Толстяк толкнул калитку. И сделал шаг. Обычный шаг для обычного человека. И великий шаг для Номута. Он снова вступил на эту землю. На землю Ири-Тао. Впервые после того побоища, которое они здесь когда-то устроили с Архотом. Впервые после того, как едва спасли свои шкуры, удирая отсюда. Впервые после того, как узнали свой Приговор.

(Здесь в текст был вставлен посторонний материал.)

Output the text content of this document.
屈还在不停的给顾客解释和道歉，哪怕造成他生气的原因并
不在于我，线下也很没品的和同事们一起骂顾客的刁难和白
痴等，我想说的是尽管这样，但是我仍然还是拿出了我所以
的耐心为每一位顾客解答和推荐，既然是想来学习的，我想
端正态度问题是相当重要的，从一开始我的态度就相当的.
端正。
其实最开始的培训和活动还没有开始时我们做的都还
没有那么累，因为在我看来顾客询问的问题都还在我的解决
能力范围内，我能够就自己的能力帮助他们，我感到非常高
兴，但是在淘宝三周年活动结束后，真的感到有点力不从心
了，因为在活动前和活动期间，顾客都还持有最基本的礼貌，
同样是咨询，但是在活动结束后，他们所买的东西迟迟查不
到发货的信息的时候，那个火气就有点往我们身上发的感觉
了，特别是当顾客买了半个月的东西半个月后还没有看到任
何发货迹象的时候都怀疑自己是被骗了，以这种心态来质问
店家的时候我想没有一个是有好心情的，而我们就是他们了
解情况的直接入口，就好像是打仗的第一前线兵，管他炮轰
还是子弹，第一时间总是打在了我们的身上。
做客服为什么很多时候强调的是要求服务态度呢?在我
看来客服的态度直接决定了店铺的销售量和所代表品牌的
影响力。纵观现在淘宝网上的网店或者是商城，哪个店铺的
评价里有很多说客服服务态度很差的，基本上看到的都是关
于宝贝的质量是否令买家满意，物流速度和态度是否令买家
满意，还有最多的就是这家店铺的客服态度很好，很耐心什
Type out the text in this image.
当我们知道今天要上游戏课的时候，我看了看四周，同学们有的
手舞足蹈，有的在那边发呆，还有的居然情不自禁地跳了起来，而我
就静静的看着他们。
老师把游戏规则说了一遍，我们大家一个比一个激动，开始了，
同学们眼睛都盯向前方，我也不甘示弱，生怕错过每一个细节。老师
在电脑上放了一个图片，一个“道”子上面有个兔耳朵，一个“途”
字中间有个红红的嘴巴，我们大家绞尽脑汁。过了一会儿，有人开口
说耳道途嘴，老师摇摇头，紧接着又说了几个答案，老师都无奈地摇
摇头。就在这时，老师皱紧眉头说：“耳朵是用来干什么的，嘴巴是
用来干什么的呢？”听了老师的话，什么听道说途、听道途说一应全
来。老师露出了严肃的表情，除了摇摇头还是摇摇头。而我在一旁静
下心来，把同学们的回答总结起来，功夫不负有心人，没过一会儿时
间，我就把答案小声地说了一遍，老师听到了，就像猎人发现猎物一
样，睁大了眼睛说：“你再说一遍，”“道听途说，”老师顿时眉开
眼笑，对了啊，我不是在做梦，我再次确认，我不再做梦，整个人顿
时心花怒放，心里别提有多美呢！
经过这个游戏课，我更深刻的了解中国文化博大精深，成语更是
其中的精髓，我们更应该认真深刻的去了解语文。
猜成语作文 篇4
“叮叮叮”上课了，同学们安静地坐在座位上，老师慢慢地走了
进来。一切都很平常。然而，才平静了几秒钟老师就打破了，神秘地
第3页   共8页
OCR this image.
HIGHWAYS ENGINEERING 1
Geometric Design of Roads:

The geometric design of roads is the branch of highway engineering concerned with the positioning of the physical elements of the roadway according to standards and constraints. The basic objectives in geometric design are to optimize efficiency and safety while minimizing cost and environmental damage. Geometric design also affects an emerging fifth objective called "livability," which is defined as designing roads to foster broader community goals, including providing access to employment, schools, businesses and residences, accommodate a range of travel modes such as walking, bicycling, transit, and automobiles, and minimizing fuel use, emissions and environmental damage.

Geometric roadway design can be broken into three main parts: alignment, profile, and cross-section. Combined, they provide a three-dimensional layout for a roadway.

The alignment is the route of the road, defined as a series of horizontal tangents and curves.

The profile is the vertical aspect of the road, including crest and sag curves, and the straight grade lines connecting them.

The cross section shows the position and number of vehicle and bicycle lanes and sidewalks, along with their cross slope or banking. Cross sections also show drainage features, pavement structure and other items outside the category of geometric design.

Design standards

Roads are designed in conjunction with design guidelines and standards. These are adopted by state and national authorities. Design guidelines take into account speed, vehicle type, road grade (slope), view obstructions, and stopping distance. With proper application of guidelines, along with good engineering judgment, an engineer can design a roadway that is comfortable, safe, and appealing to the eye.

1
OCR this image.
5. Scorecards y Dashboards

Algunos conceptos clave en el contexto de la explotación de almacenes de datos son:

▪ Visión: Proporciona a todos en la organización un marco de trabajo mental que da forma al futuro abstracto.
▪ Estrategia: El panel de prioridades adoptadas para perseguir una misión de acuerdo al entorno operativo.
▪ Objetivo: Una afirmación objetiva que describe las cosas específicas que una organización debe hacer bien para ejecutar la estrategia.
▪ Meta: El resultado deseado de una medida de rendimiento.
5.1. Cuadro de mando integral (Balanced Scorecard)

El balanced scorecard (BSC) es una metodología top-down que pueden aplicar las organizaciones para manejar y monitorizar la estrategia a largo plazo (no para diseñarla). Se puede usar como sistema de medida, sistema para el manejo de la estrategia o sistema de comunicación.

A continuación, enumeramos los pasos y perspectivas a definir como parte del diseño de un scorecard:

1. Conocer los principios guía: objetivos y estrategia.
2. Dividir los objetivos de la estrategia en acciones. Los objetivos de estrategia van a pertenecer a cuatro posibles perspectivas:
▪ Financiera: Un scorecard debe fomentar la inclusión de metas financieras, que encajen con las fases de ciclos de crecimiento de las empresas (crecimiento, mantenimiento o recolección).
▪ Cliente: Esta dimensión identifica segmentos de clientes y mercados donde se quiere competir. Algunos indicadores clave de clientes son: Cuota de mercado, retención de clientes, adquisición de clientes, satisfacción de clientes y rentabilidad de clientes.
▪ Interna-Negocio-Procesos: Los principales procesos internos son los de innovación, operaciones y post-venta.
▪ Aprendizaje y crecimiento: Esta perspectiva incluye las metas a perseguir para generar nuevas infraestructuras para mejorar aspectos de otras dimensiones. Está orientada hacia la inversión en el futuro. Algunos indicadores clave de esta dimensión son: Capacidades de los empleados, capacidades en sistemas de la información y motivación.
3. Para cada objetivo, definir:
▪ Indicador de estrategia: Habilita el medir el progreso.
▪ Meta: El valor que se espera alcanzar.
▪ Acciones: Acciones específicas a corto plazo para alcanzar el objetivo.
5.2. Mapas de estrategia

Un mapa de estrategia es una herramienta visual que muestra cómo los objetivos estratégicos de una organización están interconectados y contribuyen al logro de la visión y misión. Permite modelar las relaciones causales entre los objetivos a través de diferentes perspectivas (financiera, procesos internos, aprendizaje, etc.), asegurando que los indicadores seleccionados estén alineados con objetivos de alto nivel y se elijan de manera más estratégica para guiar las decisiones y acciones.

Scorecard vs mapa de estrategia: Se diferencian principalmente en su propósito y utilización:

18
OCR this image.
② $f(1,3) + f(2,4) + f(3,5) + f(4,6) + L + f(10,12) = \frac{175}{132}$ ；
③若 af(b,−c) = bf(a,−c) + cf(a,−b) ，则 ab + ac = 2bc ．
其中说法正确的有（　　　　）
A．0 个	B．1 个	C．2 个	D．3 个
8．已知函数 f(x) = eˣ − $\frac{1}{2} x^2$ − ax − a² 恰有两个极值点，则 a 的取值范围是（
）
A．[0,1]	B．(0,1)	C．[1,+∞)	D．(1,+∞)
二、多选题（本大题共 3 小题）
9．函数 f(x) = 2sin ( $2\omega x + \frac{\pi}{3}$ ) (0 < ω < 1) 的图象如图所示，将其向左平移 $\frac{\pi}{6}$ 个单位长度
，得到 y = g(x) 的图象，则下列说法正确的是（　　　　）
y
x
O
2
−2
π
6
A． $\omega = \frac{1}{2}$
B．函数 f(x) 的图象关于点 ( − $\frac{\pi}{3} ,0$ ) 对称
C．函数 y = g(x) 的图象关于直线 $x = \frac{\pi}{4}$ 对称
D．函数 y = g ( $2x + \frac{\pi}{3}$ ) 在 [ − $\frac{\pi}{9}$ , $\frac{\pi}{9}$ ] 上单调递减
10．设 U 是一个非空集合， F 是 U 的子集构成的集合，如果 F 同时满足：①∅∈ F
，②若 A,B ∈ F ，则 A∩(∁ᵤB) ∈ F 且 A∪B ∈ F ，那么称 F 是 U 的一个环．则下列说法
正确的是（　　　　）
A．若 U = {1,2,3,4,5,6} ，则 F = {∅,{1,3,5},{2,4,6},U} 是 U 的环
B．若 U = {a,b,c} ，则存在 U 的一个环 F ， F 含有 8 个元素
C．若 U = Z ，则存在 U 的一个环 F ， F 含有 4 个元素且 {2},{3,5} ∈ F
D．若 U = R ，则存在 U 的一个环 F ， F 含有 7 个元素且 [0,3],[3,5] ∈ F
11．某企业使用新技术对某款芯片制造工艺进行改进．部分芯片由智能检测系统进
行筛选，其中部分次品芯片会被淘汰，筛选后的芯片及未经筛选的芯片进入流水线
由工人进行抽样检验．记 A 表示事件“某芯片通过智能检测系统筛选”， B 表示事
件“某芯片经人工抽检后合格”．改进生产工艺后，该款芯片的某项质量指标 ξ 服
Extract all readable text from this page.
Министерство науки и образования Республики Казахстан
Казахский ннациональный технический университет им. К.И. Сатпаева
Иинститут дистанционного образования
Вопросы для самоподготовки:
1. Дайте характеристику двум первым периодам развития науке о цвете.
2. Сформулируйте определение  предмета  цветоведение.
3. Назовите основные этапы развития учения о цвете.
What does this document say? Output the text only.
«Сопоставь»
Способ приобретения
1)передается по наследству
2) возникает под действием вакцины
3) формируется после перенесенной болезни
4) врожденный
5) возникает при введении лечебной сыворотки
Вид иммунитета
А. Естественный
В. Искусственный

Толстяк засопел. Он до сих пор не мог простить Архоту того поражения. Конечно, если бы он, Номут, руководил битвой, они наверняка бы победили. Никто не ушёл бы живым из города. Но Архот тогда словно озверел.
“Да и было бы из-за чего! – толстяк мстительно хрюкнул себе под нос, – Из-за какой-то оборванной нищенки!”
Впрочем, Номут лукавил. Она была красива. Очень красива, эта маленькая хрупкая женщина. Почти девочка. С большим животом, который она так смешно поддерживала рукой, когда бежала. И, если бы не Архот, он, разумеется, взял бы её живой и заставил прислуживать себе.
Конечно, они могли прикончить её ещё в городе. Но им обоим доставляло особое удовольствие помучить её. Они гнали её как зверя. Обречённое, умирающее животное, избранное на заклание для весёлой барской потехи.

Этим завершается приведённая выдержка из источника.